He Said/She Said
Is It A Friendship Or Relationship?
By Sean McConnor and Winter Kelly
May 1, 2003 - 7:43:00 PM

Jenna Skarzenski / Canyon News
LOS ANGELES Derek works in an office with Rachel. After developing a buddy-work relationship, Derek asked Rachel out to a Saturday lunch. Rachel accepted. The two had a great date. Later, Derek finds out that Rachel has a boyfriend. Derek is furious as his values are such that he will not date a girl that has a boyfriend or is married. Rachel wants to continue their relationship, but Derek refuses. Should Derek ignore his lifetime values to be friends with Rachel, even though she has a boyfriend?



by Sean McConnor

There is an ancient saying that goes way back ("Crossing the Rubicon") to ancient Rome. Once you cross this river, there is no turning back. Maybe this applies to relationships between people.

Derek obviously thinks a lot of Rachel. His pride is hurt because he became attracted to her as a friend and maybe thought they could be more. You know, movies, eating out and hanging out together. When she told him, she had the (dreaded word) 'boyfriend' his world must have collapsed.

Rachel, on the other hand, wants to remain friends with Derek. Obviously, she likes him or she would have terminated the relationship after the blow-up when he learned about her "boy". That is her prerogative because women do control the pace and type of relationships we men get into whether we like it or not. Sorry, guys, in this field, we do not have the control.

Okay. Derek likes being around Rachel just to talk with her. Seeing her must be exhilarating for him, but he is still angry. Nonetheless, he has to understand things may remain in the "friendship" mode indefinitely. Can he handle that? Only Derek's heart can answer.

Meanwhile, maybe he should just do what airplanes do when they cannot land and have to wait for clearance; they circle around and around, until they get the decision on the ground to land. Derek needs to chill out and see where his heart takes him before he "lands" (makes a decision). If Rachel is what he believes, he might be losing a gem and we know gems are hard to find.


by Winter Brooks

Boy + Girl = monogamous relationship? No, it does not.

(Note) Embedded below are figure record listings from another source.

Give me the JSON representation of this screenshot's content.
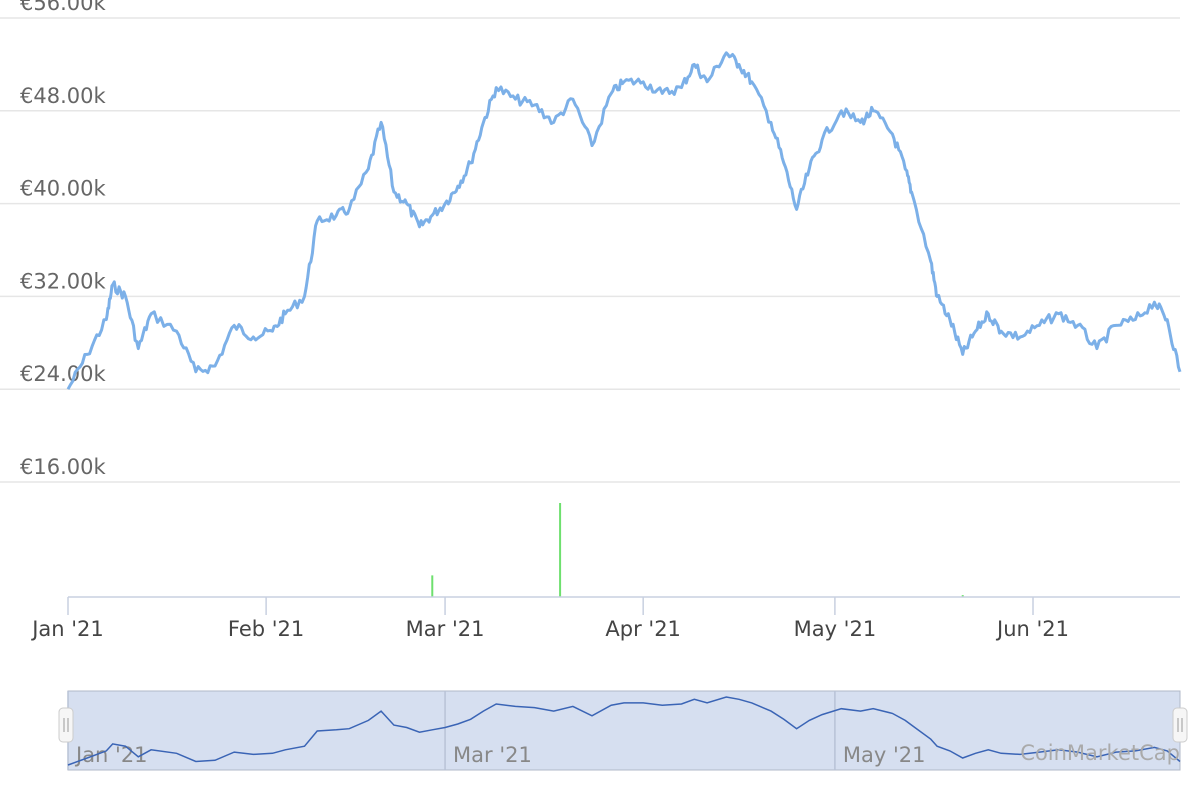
{
  "chart_data": {
    "type": "line",
    "title": "",
    "xlabel": "",
    "ylabel": "",
    "x_ticks": [
      "Jan '21",
      "Feb '21",
      "Mar '21",
      "Apr '21",
      "May '21",
      "Jun '21"
    ],
    "y_ticks": [
      "€16.00k",
      "€24.00k",
      "€32.00k",
      "€40.00k",
      "€48.00k",
      "€56.00k"
    ],
    "ylim": [
      16000,
      56000
    ],
    "x_range": [
      "2021-01-01",
      "2021-06-24"
    ],
    "grid": true,
    "series": [
      {
        "color": "#7cb0e8",
        "x": [
          "2021-01-01",
          "2021-01-04",
          "2021-01-07",
          "2021-01-08",
          "2021-01-10",
          "2021-01-12",
          "2021-01-14",
          "2021-01-18",
          "2021-01-21",
          "2021-01-24",
          "2021-01-27",
          "2021-01-30",
          "2021-02-02",
          "2021-02-04",
          "2021-02-07",
          "2021-02-09",
          "2021-02-12",
          "2021-02-14",
          "2021-02-17",
          "2021-02-19",
          "2021-02-21",
          "2021-02-23",
          "2021-02-25",
          "2021-02-27",
          "2021-03-01",
          "2021-03-03",
          "2021-03-05",
          "2021-03-07",
          "2021-03-09",
          "2021-03-12",
          "2021-03-15",
          "2021-03-18",
          "2021-03-21",
          "2021-03-24",
          "2021-03-27",
          "2021-03-29",
          "2021-04-01",
          "2021-04-04",
          "2021-04-07",
          "2021-04-09",
          "2021-04-11",
          "2021-04-14",
          "2021-04-16",
          "2021-04-18",
          "2021-04-21",
          "2021-04-23",
          "2021-04-25",
          "2021-04-27",
          "2021-04-29",
          "2021-05-02",
          "2021-05-05",
          "2021-05-07",
          "2021-05-10",
          "2021-05-12",
          "2021-05-13",
          "2021-05-16",
          "2021-05-17",
          "2021-05-19",
          "2021-05-21",
          "2021-05-23",
          "2021-05-25",
          "2021-05-27",
          "2021-05-30",
          "2021-06-02",
          "2021-06-05",
          "2021-06-08",
          "2021-06-11",
          "2021-06-14",
          "2021-06-17",
          "2021-06-20",
          "2021-06-22",
          "2021-06-24"
        ],
        "values": [
          24000,
          27000,
          30000,
          33000,
          32000,
          27500,
          30500,
          29000,
          25500,
          26000,
          29500,
          28500,
          29000,
          30500,
          32000,
          38500,
          39000,
          39500,
          43000,
          47000,
          41000,
          40000,
          38000,
          39000,
          40000,
          41500,
          43500,
          47000,
          50000,
          49000,
          48500,
          47000,
          49000,
          45000,
          49500,
          50500,
          50500,
          49500,
          50000,
          52000,
          50500,
          53000,
          52000,
          50500,
          47000,
          43500,
          39500,
          43000,
          45500,
          48000,
          47000,
          48000,
          46000,
          43000,
          41000,
          35000,
          32000,
          30000,
          27000,
          29000,
          30500,
          29000,
          28500,
          29500,
          30500,
          29500,
          27500,
          29500,
          30000,
          31500,
          30000,
          25500
        ]
      }
    ],
    "volume_spikes": [
      {
        "x": "2021-02-27",
        "value": 0.23
      },
      {
        "x": "2021-03-19",
        "value": 1.0
      },
      {
        "x": "2021-05-21",
        "value": 0.02
      }
    ],
    "navigator": {
      "labels": [
        "Jan '21",
        "Mar '21",
        "May '21"
      ],
      "credit": "CoinMarketCap"
    }
  }
}
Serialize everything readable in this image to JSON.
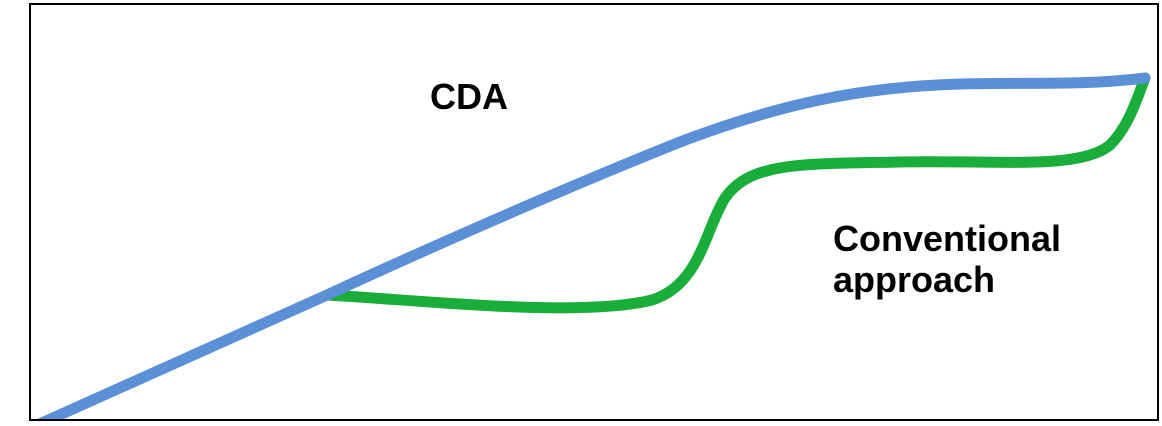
{
  "diagram": {
    "labels": {
      "cda": "CDA",
      "conventional_line1": "Conventional",
      "conventional_line2": "approach"
    },
    "colors": {
      "cda_path": "#5b8fd6",
      "conventional_path": "#1aad3a",
      "frame": "#000000",
      "text": "#000000"
    }
  }
}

We have so many people jumping into bed too soon, jumping into marriage too soon, and then endlessly jumping into divorce court too soon! Hence, we have a problem. When is society going to accept the concept that friendship can be sexless? Would Derek mind if Rachel were a guy with a girlfriend? Would he stop going out as friends to the movies or to lunch because he had a girlfriend? Does it make any difference that Rachel is a girl and Derek likes Rachel? What if Rachel were a lesbian? She might not even like guys romantically. So why would Derek just assume that Rachel was only going out with him for a romantic rendezvous?

So Derek has a crush on Rachel. OK, that happens. But is one going to deny him or herself the experience of a friendship because that person is unavailable romantically?

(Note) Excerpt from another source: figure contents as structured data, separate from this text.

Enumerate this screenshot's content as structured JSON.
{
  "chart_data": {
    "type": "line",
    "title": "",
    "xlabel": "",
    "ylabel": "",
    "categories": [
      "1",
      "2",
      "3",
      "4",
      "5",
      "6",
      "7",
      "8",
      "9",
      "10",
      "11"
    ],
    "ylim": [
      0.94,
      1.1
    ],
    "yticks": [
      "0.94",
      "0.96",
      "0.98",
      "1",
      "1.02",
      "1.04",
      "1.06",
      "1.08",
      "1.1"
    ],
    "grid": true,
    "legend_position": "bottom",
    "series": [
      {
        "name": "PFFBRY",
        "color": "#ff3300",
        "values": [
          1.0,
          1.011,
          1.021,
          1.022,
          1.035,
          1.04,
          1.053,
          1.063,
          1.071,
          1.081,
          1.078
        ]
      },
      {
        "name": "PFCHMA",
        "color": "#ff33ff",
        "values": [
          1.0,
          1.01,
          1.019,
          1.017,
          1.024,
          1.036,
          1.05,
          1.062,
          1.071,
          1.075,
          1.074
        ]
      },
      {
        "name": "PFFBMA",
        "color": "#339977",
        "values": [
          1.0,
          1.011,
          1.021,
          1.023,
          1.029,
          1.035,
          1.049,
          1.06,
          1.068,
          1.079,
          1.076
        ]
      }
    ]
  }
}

I get so annoyed when people continuously ask me if my male friends are more than platonic friends. They smirk and smile and often say, "Suurrrrrrrrrrrrrrrrrre it's platonic" even though it is! I love people, both male and female, and I have no romantic interest in about 99 percent of my male friends. Just because I can go to the movies, have dinner, hang out and hold hands with a person does not mean that I am in love with them or anywhere near the thought of a relationship-commitment.

Oh, and it is real classic to have someone I am trying to be friends with, assume we are together. The way two people get together is communication, not just hanging out and chilling on a Friday or Saturday night. It is when one person says to the other person, "I like you more than a friend, let's get together." That simple sentence can do miracles. Until I hear that first hand, I never assume I am with any guy or that any guy likes me more than just a buddy to hang with.

If Derek terminates his buddy-like relationship with Rachel, then he obviously is one that denies himself the real meaning of life: to experience, feel, share, and love one another. Surely, one person cannot fulfill all your interpersonal needs.